Voodoo vegetation modeling map for Juniper Mountain, used to justify napalming many thousands of ancient Western Juniper trees across the rugged mountain. The map’s left sidebar has no indication of any juniper at all being present. Zero juniper communities are mapped.
These projects destroy native vegetation to generate more cattle forage across the West – all the while claiming lofty goals of “restoring” pre-settlement plant communities, fire suppression, “saving” sage-grouse or other species, when in fact they are doing just the opposite.
The Dixie Forest modeling madness is mirrored in methods being used by federal agencies across the West. Ignore what is on the land now – especially mature and old growth forests. Ignore crusts. Use the shortest fire return/disturbance intervals you can get away with. Ignore history. Conjure up plant community categories heavy on grass and short on woody plants. Categorize plant communities growing in the elevation and precipitation zone where Pinyon-Juniper grows as some other type of plant community with shorter fire return intervals. Design Ecosites and other models to justify keeping the land in a permanent state of arrested development, where there’s more grass and less woody plant cover. Cloaked in scientific garb, TNC operates as an agent, enabler and tool of government and corporate policies tailored to benefit the livestock, logging and other industries, getting government grants for its work.
Sagebrush communities can’t rest easy either. Mature and old growth sagebrush with denser canopies exceed the amount of cover the models allow. Sage with splendid crusts but sparse grass cover, or sites where the cows have killed off understory plants, are similarly found to be deviant and “uncharacteristic”. Sagebrush that provides crucial habitat for Pygmy Rabbit, Brewer’s Sparrow, Sage Thrasher, Sage Sparrow and Sage-grouse must be mowed, roller-beat or otherwise abused. Passive restoration, removing grazing disturbance to heal understories, is verboten.
Here’s my non-trademarked Future Forecasting (even without consulting what happens when the Wheel of Fortune is reversed in the little Tarot book I found soggy in the street one day):
Intertwined wild cards of climate change, weeds and grazing, now rule. Arid mountain ranges are becoming treeless. They are under siege from hotter temperatures, climate-driven fire and other stresses. Federal deforestation projects that denude mountains of climate-moderating trees and woody plant cover worsen the Climate Crisis. They fast forward potentially irreversible forest and shrub community loss.
David Charlet’s Shah-Kan-Daw paper, written after a trip to Iran in the Bush Iraq War years, lays out the path the public lands are on. What happened to Iran’s forests and shrubs over many millenia is happening to the arid West in a heartbeat, less than 200 years. Federal projects based on flawed models are driving ecosystems past a point of no return.

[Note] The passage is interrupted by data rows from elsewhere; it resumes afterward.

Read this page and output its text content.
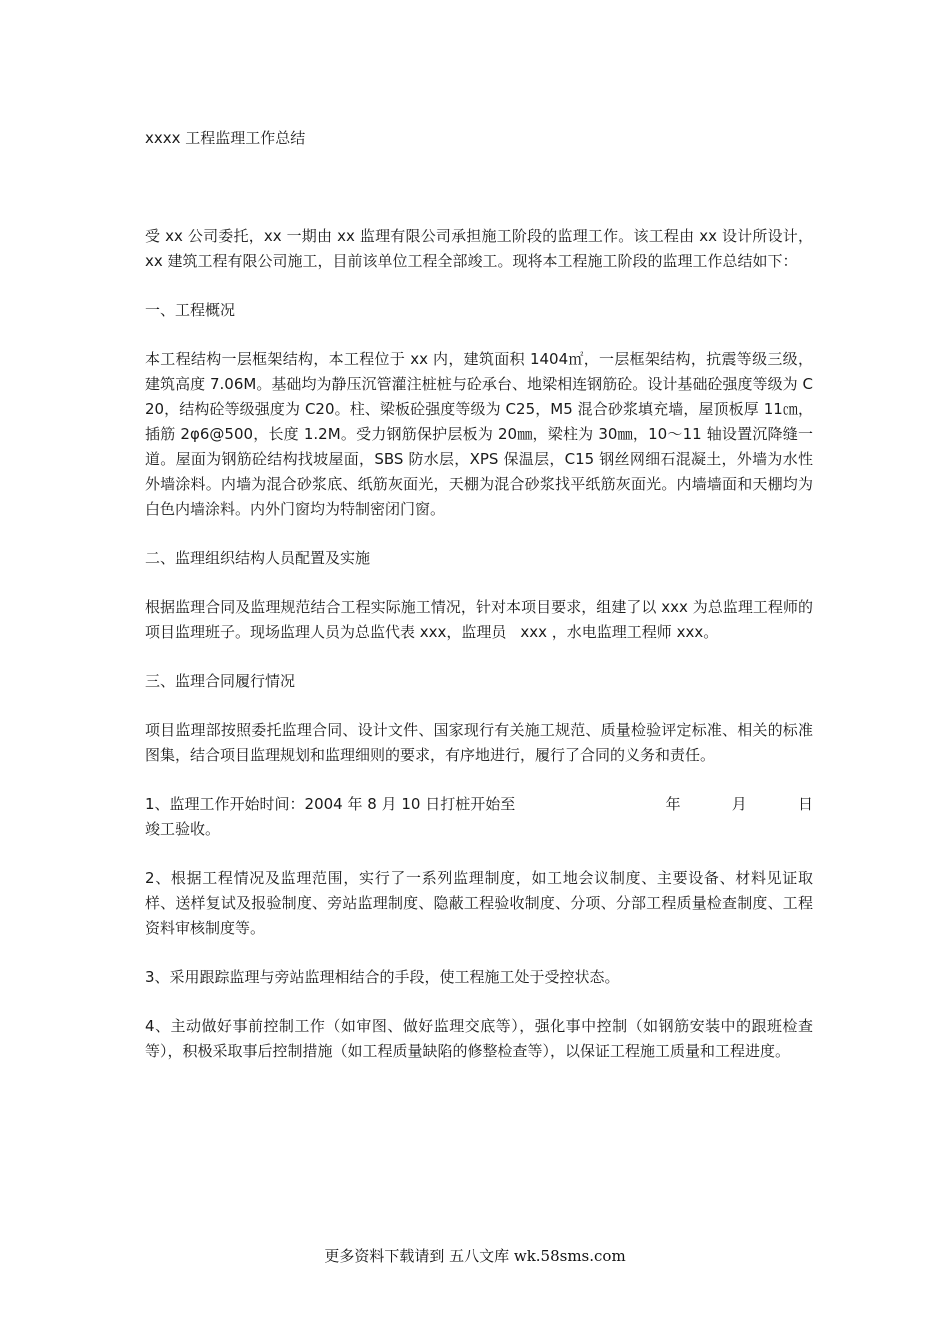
xxxx 工程监理工作总结

受 xx 公司委托，xx 一期由 xx 监理有限公司承担施工阶段的监理工作。该工程由 xx 设计所设计，xx 建筑工程有限公司施工，目前该单位工程全部竣工。现将本工程施工阶段的监理工作总结如下：

一、工程概况

本工程结构一层框架结构，本工程位于 xx 内，建筑面积 1404㎡，一层框架结构，抗震等级三级，建筑高度 7.06M。基础均为静压沉管灌注桩桩与砼承台、地梁相连钢筋砼。设计基础砼强度等级为 C20，结构砼等级强度为 C20。柱、梁板砼强度等级为 C25，M5 混合砂浆填充墙，屋顶板厚 11㎝，插筋 2φ6@500，长度 1.2M。受力钢筋保护层板为 20㎜，梁柱为 30㎜，10～11 轴设置沉降缝一道。屋面为钢筋砼结构找坡屋面，SBS 防水层，XPS 保温层，C15 钢丝网细石混凝土，外墙为水性外墙涂料。内墙为混合砂浆底、纸筋灰面光，天棚为混合砂浆找平纸筋灰面光。内墙墙面和天棚均为白色内墙涂料。内外门窗均为特制密闭门窗。

二、监理组织结构人员配置及实施

根据监理合同及监理规范结合工程实际施工情况，针对本项目要求，组建了以 xxx 为总监理工程师的项目监理班子。现场监理人员为总监代表 xxx，监理员 xxx ，水电监理工程师 xxx。

三、监理合同履行情况

项目监理部按照委托监理合同、设计文件、国家现行有关施工规范、质量检验评定标准、相关的标准图集，结合项目监理规划和监理细则的要求，有序地进行，履行了合同的义务和责任。

1、监理工作开始时间：2004 年 8 月 10 日打桩开始至	年	月	日
竣工验收。

2、根据工程情况及监理范围，实行了一系列监理制度，如工地会议制度、主要设备、材料见证取样、送样复试及报验制度、旁站监理制度、隐蔽工程验收制度、分项、分部工程质量检查制度、工程资料审核制度等。

3、采用跟踪监理与旁站监理相结合的手段，使工程施工处于受控状态。

4、主动做好事前控制工作（如审图、做好监理交底等），强化事中控制（如钢筋安装中的跟班检查等），积极采取事后控制措施（如工程质量缺陷的修整检查等），以保证工程施工质量和工程进度。

更多资料下载请到 五八文库 wk.58sms.com
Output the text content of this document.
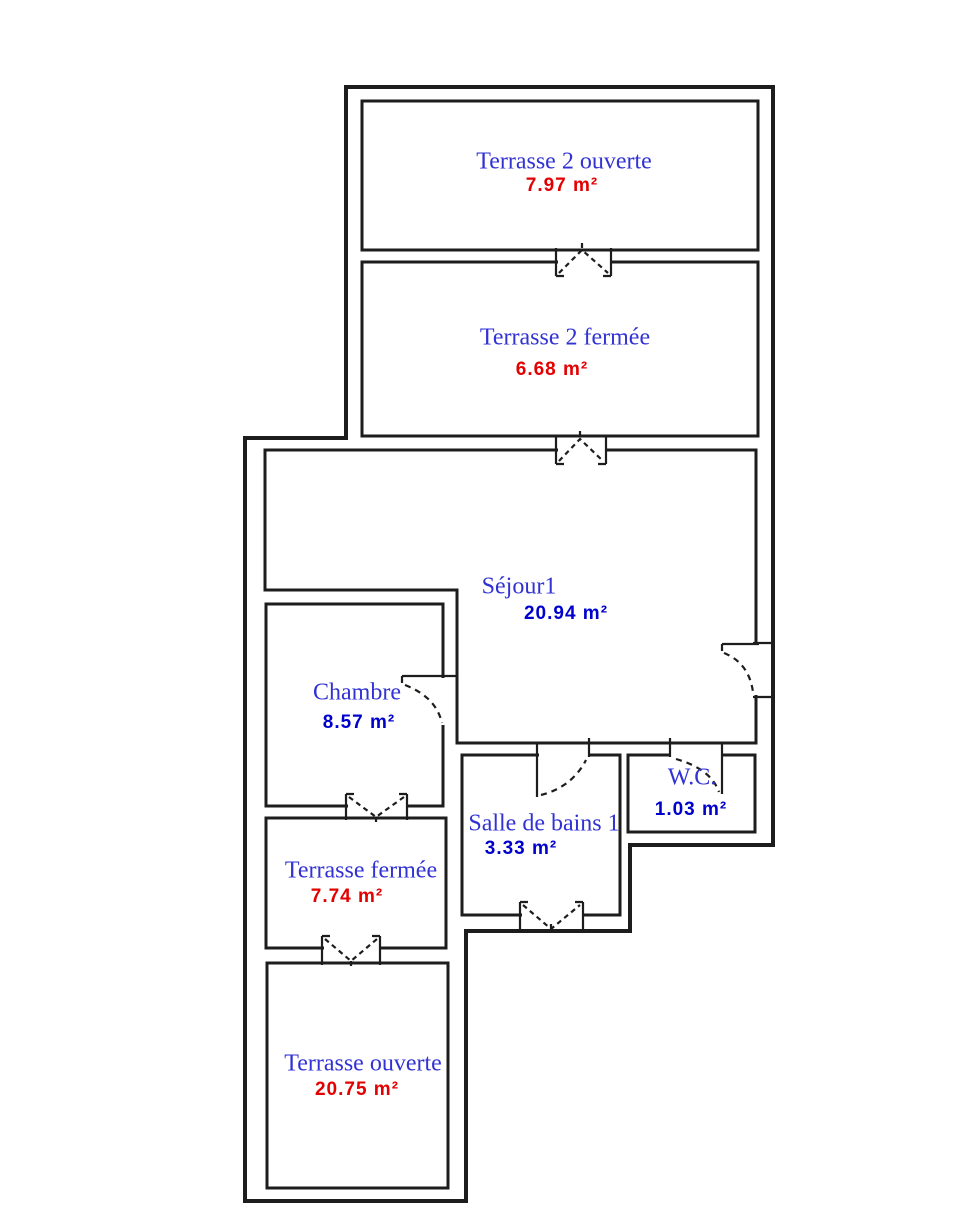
Terrasse 2 ouverte
7.97 m²
Terrasse 2 fermée
6.68 m²
Séjour1
20.94 m²
Chambre
8.57 m²
Salle de bains 1
3.33 m²
W.C.
1.03 m²
Terrasse fermée
7.74 m²
Terrasse ouverte
20.75 m²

Instead of elaborate scheming to justify killing more trees and shrubs under a relentless Manifest Destiny management mindset, we must preserve all that we have. Shred the heap of BLM and Forest Service plans authorized or in the works, based on dodgy models designed to disrupt native woody communities. End weed-causing grazing. Apply the funds saved to developing bio-controls for annual grasses. Reforest and restore shrubs across our public lands.